В отчаянии миссис Байрон настолько забыла гордость, что обратилась к миссис Ли с просьбой одолжить ей 40 фунтов, потому что ее имущество было описано кредиторами, «все из-за долгов, которые мне пришлось оплатить по вине его расточительности». По-видимому, миссис Ли была тронута этой жалобной просьбой, которая была прислана в конверте, запечатанном красным сургучом с девизом гордых Байронов. Но Джеку Байрону нужны были только деньги для удовлетворения своих прихотей. В письме к сестре 16 февраля 1791 года он высокомерно отзывался о своей супруге и лишь однажды упомянул о сыне: «Что касается миссис Байрон, я рад, что она пишет тебе. Когда находишься далеко от нее, она кажется приятной дамой, но я клянусь всеми апостолами, что ты не проживешь с ней и двух месяцев, потому что если кому и удалось притерпеться к ней, так это мне. Что до моего сына, я рад слышать, что он здоров. Но ходить он не может, потому что нога его искривлена».

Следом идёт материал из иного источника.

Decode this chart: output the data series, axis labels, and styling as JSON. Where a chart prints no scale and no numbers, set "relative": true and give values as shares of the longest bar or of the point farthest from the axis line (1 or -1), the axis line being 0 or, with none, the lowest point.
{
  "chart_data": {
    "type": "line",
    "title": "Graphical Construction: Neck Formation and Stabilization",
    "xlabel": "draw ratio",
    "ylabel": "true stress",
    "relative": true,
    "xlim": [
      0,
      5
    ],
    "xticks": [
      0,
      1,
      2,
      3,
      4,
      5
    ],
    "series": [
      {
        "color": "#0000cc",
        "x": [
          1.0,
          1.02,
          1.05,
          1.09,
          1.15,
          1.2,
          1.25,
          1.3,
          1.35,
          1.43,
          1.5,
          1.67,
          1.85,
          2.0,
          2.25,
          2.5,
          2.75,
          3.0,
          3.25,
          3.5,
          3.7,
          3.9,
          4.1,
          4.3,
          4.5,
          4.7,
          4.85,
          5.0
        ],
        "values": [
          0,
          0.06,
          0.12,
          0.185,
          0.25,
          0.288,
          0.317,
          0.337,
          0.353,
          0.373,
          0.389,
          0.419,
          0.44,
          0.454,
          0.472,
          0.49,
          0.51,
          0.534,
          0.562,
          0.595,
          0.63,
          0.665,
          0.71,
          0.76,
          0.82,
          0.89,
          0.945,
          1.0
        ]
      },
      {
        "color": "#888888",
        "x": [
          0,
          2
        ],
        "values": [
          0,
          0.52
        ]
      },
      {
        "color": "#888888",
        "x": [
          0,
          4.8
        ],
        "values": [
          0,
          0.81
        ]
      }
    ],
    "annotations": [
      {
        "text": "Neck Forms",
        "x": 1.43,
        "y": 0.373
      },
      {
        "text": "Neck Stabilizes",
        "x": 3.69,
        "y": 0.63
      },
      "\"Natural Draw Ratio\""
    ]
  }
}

Летом Джек Байрон погрузился в трясину распутства и долгов. Трагедия, виновником которой стал он сам, подошла к концу 2 августа 1791 года. Возможно, это было самоубийство. Он оставил завещание, иронично назначая Джорджа Гордона «наследником моего личного недвижимого имущества, ответственным за оплату моих долгов и похорон».

Когда миссис Байрон получила весть о смерти мужа, даже на улице были слышны ее рыдания. Она написала миссис Ли: «Не верю, что когда-нибудь смогу справиться с горем; необходимость, а не намеренное желание разлучило нас, по крайней мере с моей стороны, и я лелею надежду, что так же чувствовал себя мой муж. Невзирая на его слабости, которые не заслуживают худшего имени, я всегда искренее любила его». Мальчику было три с половиной года, когда умер его отец. Позже он говорил Томасу Медвину: «Я прекрасно помню его, и с раннего детства у меня появился страх перед семейными узами от вида домашних ссор».

Миссис Байрон потребовалось все мужество, чтобы продолжать жить и воспитывать сына на жалкий доход, оставшийся после смерти мужа. Она всю себя отдала воспитаню своего больного ребенка. В письме к миссис Ли в Лондон она просила «помочь достать специальную обувь для Джорджа». Позднее она более подробно поведала о физическом недостатке сына: «Правая нога Джорджа повернута вовнутрь, так что он при ходьбе опирается на ребро ступни».

Мальчик с самого раннего детства очень болензненно относился к своей хромоте, возможно, потому, что часто мать в раздражении напоминала ему об этом, так же как и окружающие. Чужая няня, встретившая мальчика с Агнес Грей на прогулке, заметила: «Какой красивый ребенок! Жаль, что у него такая нога». Глаза Байрона вспыхнули от гнева, он ударил ее своим маленьким хлыстиком и крикнул: «Не смей так говорить!»

Миссис Байрон оказалась в состоянии обставить квартиру на первом этаже дома по Броуд-стрит, 64, в престижном районе в самом центре молодого города, и шла на любые жертвы, лишь бы ее сын ни в чем не нуждался, насколько этого позволяли их скудные средства. Крайне отрывочные и смутные сообщения о ранних годах жизни Байрона оставляют впечатление, что его мать била его каминными щипцами или разбивала о его голову тарелки. Однако эти семейные сцены больше свойственны бурной юности Байрона в Англии. В детстве Джордж был любящим сыном, хотя и отличался шаловливым, чувствительным и крайне мнительным нравом.

Необычному сочетанию аристократической гордости и либеральных воззрений Байрон обязан матери. Позднее он писал Джону Меррею: «Моя мать (с ее сатанинской гордостью по поводу восхождения рода Гордонов к Стюартам) постоянно подчеркивала превосходство Гордонов над англичанами Байронами». С другой стороны, она сочувствовала Французской революции. В 1792 году она написала миссис Ли: «Полагаю, что наши взгляды резко отличаются, потому что я разделяю воззрения демократов и не думаю, что следует возрождать монархию после всех предательств и клятвопреступлений, совершенных королем».